By Joel Bowman
Freedom has a thousand charms to show,That slaves, howe’er contented, never know.
— William Cowper, Table Talk
Emblazoned across the
lucre-basted exterior of the Internal Revenue Service building in Washington
DC, reads one of the most intellectually polluted quotes any free mind is ever
likely to encounter:
“Taxes are the price we pay
for a civilized society.”
Its effortlessly officious author, associate Justice
of the United States Supreme Court, Oliver Wendell Holmes Jr., could scarcely
have been more wrong in his (albeit paraphrased) assertion.
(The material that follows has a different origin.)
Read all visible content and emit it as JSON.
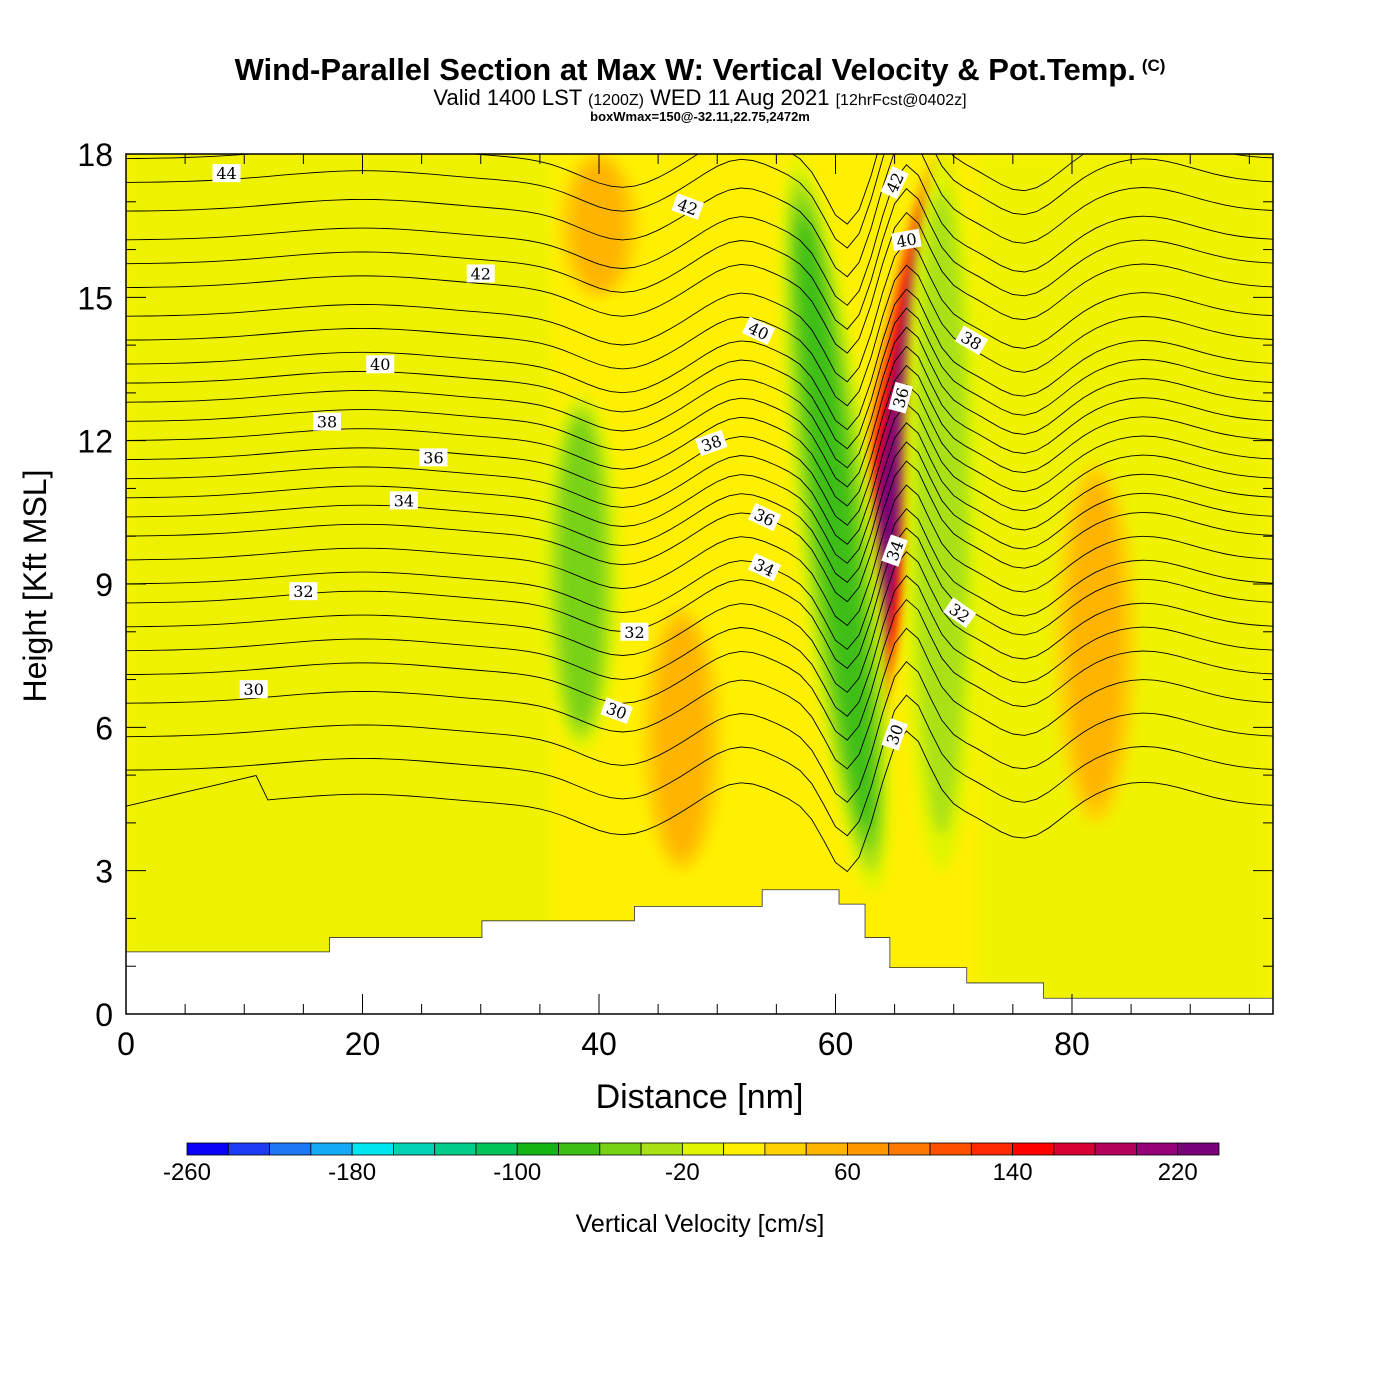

Unless, that is,
the mustachioed Rooseveltian meant to define “civilized society” as an
arrangement that favors and promotes rule by brute force and violence, rather
than one of free and voluntary association.
If, indeed, that was Justice
Holmes’ idea of “civilized,” we shudder to think what he regards as uncivilized.
But shudder we will…
Let us consider, by way of
illustration, the concept of the caveman, that apocryphal amalgam of
prehistoric humans so often used to epitomize the unwashed, uncivilized
elements of mankind’s past. To what does this boorish troglodyte resort when it
comes to resolving complex matters of dispute? What is his go-to instrument for
dealing with the problem posed by, say, the natural scarcity of goods? With
what tool does he arbitrate over issues involving titles, rights and claims?
Like Justice Holmes, Captain
Caveman’s preferred instrument of justice is…a club. Force, in other words.
“It’s my way…or (insert oafish, baboon-like noises here) me club you to death.”
There is no opt-out here. No
choice. And therefore, it must be said, no freedom. As the author Salman
Rushdie (a man who spent a good deal of his life under threat of force and
violence from a particularly hysterical clutch of our fellow primates) once
remarked, “Freedom to reject is the only freedom.”
Justice Holmes may have liked
paying taxes. (He may have liked being flogged with a club, too. Who are we to
say?) But by mandating that others do likewise, by employing the force
of the state to ensure that they do, by denying them the freedom to reject the
state’s claim on their property and to defend themselves against it, he is
wielding the club — dangerously disguised as a gavel — of a decidedly uncivilized
version of “justice.”
There are, of course, those
questionless minds among us who take false refuge in such meaningless
platitudes as, “But…but…but it’s the law!” To which we reply, “What kind of law
is yours that seeks to endorse violence rather than to protect us from it?”
“The purpose of the law,”
observed classical liberal theorist, Frederic Bastiat, “is to prevent injustice
from reigning.” It is not to cause justice, in other words,
but to shield us from its opposing force. And how are we to know when a law has
fallen into the service of evil? The Frenchman offers this simple Litmus test:
"See if the law take from some persons what belongs to them, and gives it to other persons to whom it does not belong. See if the law benefits one citizen at the expense of another by doing what that citizen himself cannot do without committing a crime."
And if we find the state of
affairs to be as such? Bastiat urges us to “abolish this law without delay, for
it is not only an evil itself, but it is a fertile source for further evils
because it invites reprisals.”
For Holmes and his wretched
ilk, the difference between “them” and “us,” between savage and civilized, is
not to be found in the distance between war and peace, between force and
voluntarism, between slavery and freedom. His is a civilization measured in
degrees according to the size and efficacy of the agent of force…and the
sickening pleasure its beggarly subjects derive in forever dwelling on the
harsh receiving end of it.
Of course, the liberty-minded
recognize immediately, almost instinctively, that no amount of initiated force
is ever tolerable in a truly just and civilized society. Indeed, this is the
core tenet of the Non-Aggression Principle. Writes noted free market
economist, Walter Block, on the subject:
The non-aggression axiom is
the lynchpin of the philosophy of libertarianism. It states, simply, that it
shall be legal for anyone to do anything he wants, provided only that he not
initiate (or threaten) violence against the person or legitimately owned
property of another.
In stark contrast to this
fundamental bedrock of freedom, Justice Holmes not only implicitly advocates
the use of force…but explicitly revels in it as a kind of privilege for which
to be eternally thankful.
Wherever this core principle
is endorsed, it betrays in its proponents a profound disgust for the human
species, a disgust so visceral that it compels, urges, lusts even, for their
ownership over and enslavement of others…all for the slaves’ own good, of
course.
The impulse to own and to be
owned is rooted in a foul and reprehensible sociopathy, one forged from a deep
self-loathing, at once slavish and brutal. As such, it stands in special need
of constant and public denunciation, of fierce, unapologetic and uncompromising
resistance by all who strive to further the cause of liberty.